Every bone in my face throbs. My sinuses ache from the pressure of the tears. My eyes, swollen and sticky.
This has been the worst night of my entire life.
Can you really believe that? Can I? Is this real? Such a declarative, superlative statement. “Worst night” and “entire life.” Exaggerating? I’ve got to be kidding. Please, let me be kidding.
Honestly, I can think that only the death of my husband or baby girl could top this, but even that — death is natural. This? This is as unnatural to what a human *should* experience as abuse. Is this abuse? All emotional and spiritual lines are blurred.
A terrible, terrible irony. They cry because I’ll be tormented in hell for eternity. I cry because they are tormented in a hell on earth.
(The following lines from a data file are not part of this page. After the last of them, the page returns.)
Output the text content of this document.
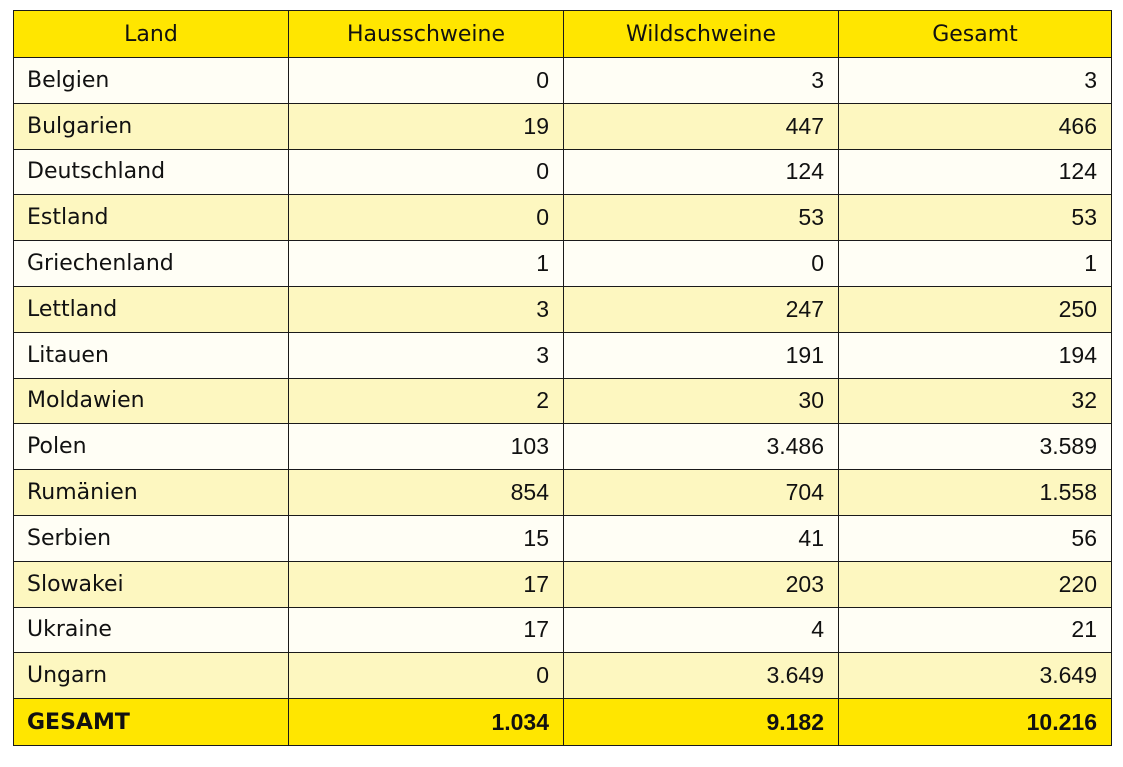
Land	Hausschweine	Wildschweine	Gesamt
Belgien	0	3	3
Bulgarien	19	447	466
Deutschland	0	124	124
Estland	0	53	53
Griechenland	1	0	1
Lettland	3	247	250
Litauen	3	191	194
Moldawien	2	30	32
Polen	103	3.486	3.589
Rumänien	854	704	1.558
Serbien	15	41	56
Slowakei	17	203	220
Ukraine	17	4	21
Ungarn	0	3.649	3.649
GESAMT	1.034	9.182	10.216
Their hell is because of my hell, but I don’t even believe my hell exists.
I’d do anything to bear their pain, to free them of it. I cry out, begging a god I don’t believe in to let me. And what’s so crazy is that I could and so desperately want to; I need only sacrifice my authenticity. Yet, it’s the one thing I’m so franticly trying not to do, lest I repeat a tragic past mistake in which I literally allowed myself to be abused in a hazardous attempt to save my abuser.
What dreadful symmetry.
I’m treading water. My Self nearly drowning in the ocean of my dysfunction. A war wages in me. I stare at the knife in my hands, see the loved ones I’ve killed with it, and hear they’re dying words blaming me. “Undo this,” the ocean screams. I need only to turn the knife on myself, and they’ll be revived.
But instead, I watch them lay dying.